After you outline your problem to the lawyer, ask how the lawyer handled similar cases in the past. Ask how many cases the lawyer has settled, as well as how many cases the lawyer has taken to trial.
Ask about the strategy the lawyer will follow if you hire him or her to represent you. You may not want to hire a lawyer whose chief strategy is to be as confrontational and unpleasant as possible. Don’t be afraid to ask questions if the lawyer uses terms you don’t understand. A good lawyer will take the time to explain things patiently and clearly.
One important area that needs to be discussed is that of client communications. Some lawyers will provide their clients with virtually every piece of correspondence in regard to a particular matter. Other lawyers communicate verbally with their clients only when necessary and do not barrage them with every piece of paper and minute detail in the case. Still others interact minimally with their clients. Getting some of these last lawyers to do something as simple as returning a phone call can be torturous.
If you want to be completely informed about the progress of your case, be sure to tell the lawyer you are interviewing about your desire for ongoing communication at your first meeting. If the lawyer seems reluctant to comply, or tries to tell you “that’s just not the way we do things,” you may want to consider looking elsewhere for a lawyer who is more willing to meet your expectations. Remember that the lawyer you hire works for you; you would be surprised how many lawyers seem to have forgotten this basic principle.

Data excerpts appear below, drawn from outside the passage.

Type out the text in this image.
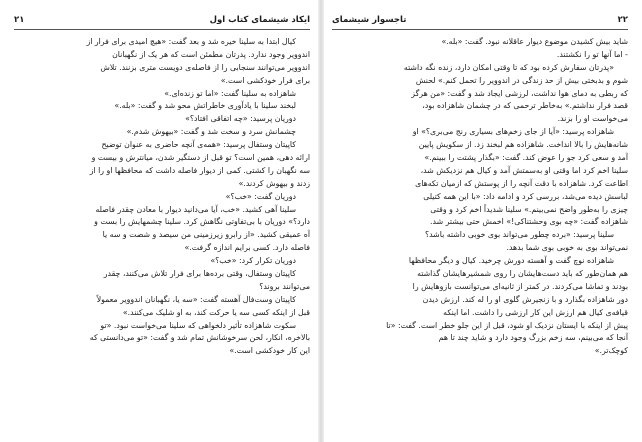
ایکاد شیشمای کتاب اول
۲۱

کیال ابتدا به سلینا خیره شد و بعد گفت: «هیچ امیدی برای فرار از

اندوویر وجود ندارد. پدرتان مطمئن است که هر یک از نگهبانان

اندوویر می‌توانند سنجابی را از فاصله‌ی دویست متری بزنند. تلاش

برای فرار خودکشی است.»

شاهزاده به سلینا گفت: «اما تو زنده‌ای.»

لبخند سلینا با یادآوری خاطراتش محو شد و گفت: «بله.»

دوریان پرسید: «چه اتفاقی افتاد؟»

چشمانش سرد و سخت شد و گفت: «بیهوش شدم.»

کاپیتان وستفال پرسید: «همه‌ی آنچه حاضری به عنوان توضیح

ارائه دهی، همین است؟ تو قبل از دستگیر شدن، میانترش و بیست و

سه نگهبان را کشتی. کمی از دیوار فاصله داشت که محافظها او را از

زدند و بیهوش کردند.»

دوریان گفت: «خب؟»

سلینا آهی کشید. «خب، آیا می‌دانید دیوار با معادن چقدر فاصله

دارد؟» دوریان با بی‌تفاوتی نگاهش کرد. سلینا چشمهایش را بست و

آه عمیقی کشید. «از رابرو زیرزمینی من سیصد و شصت و سه یا

فاصله دارد. کسی برایم اندازه گرفت.»

دوریان تکرار کرد: «خب؟»

کاپیتان وستفال، وقتی برده‌ها برای فرار تلاش می‌کنند، چقدر

می‌توانند بروند؟

کاپیتان وست‌فال آهسته گفت: «سه یا، نگهبانان اندوویر معمولاً

قبل از اینکه کسی سه یا حرکت کند، به او شلیک می‌کنند.»

سکوت شاهزاده تأثیر دلخواهی که سلینا می‌خواست نبود. «تو

بالاخره، انکار، لحن سرخوشانش تمام شد و گفت: «تو می‌دانستی که

این کار خودکشی است.»

۲۲
تاجسوار شیشمای

شاید بیش کشیدن موضوع دیوار عاقلانه نبود. گفت: «بله.»

- اما آنها تو را نکشتند.

«پدرتان سفارش کرده بود که تا وقتی امکان دارد، زنده نگه داشته

شوم و بدبختی بیش از حد زندگی در اندوویر را تحمل کنم.» لحنش

که ربطی به دمای هوا نداشت، لرزشی ایجاد شد و گفت: «من هرگز

قصد فرار نداشتم.» به‌خاطر ترحمی که در چشمان شاهزاده بود،

می‌خواست او را بزند.

شاهزاده پرسید: «آیا از جای زخم‌های بسیاری رنج می‌بری؟» او

شانه‌هایش را بالا انداخت. شاهزاده هم لبخند زد. از سکویش پایین

آمد و سعی کرد جو را عوض کند. گفت: «بگذار پشتت را ببینم.»

سلینا اخم کرد اما وقتی او به‌سمتش آمد و کیال هم نزدیکش شد،

اطاعت کرد. شاهزاده با دقت آنچه را از پوستش که ازمیان تکه‌های

لباسش دیده می‌شد، بررسی کرد و ادامه داد: «با این همه کتیلی

چیزی را به‌طور واضح نمی‌بینم.» سلینا شدیداً اخم کرد و وقتی

شاهزاده گفت: «چه بوی وحشتناکی!» اخمش حتی بیشتر شد.

سلینا پرسید: «برده چطور می‌تواند بوی خوبی داشته باشد؟

نمی‌تواند بوی به خوبی بوی شما بدهد.

شاهزاده نوچ گفت و آهسته دورش چرخید. کیال و دیگر محافظها

هم همان‌طور که باید دست‌هایشان را روی شمشیرهایشان گذاشته

بودند و تماشا می‌کردند. در کمتر از ثانیه‌ای می‌توانست بازوهایش را

دور شاهزاده بگذارد و با زنجیرش گلوی او را له کند. ارزش دیدن

قیافه‌ی کیال هم ارزش این کار ارزشی را داشت. اما اینکه

پیش از اینکه با ایستان نزدیک او شود، قبل از این جلو خطر است. گفت: «تا

آنجا که می‌بینم، سه زخم بزرگ وجود دارد و شاید چند تا هم

کوچک‌تر.»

That doesn’t mean your lawyer won’t have other clients, and there may be times when for one reason or another (such as when the lawyer is in court or attending a settlement conference), he or she won’t be immediately available to answer a phone call or explain the latest motion filed by your opponent. But it does mean that you should be able to expect a courteous and patient answer to your questions as soon as possible, and you should have telephone calls returned promptly.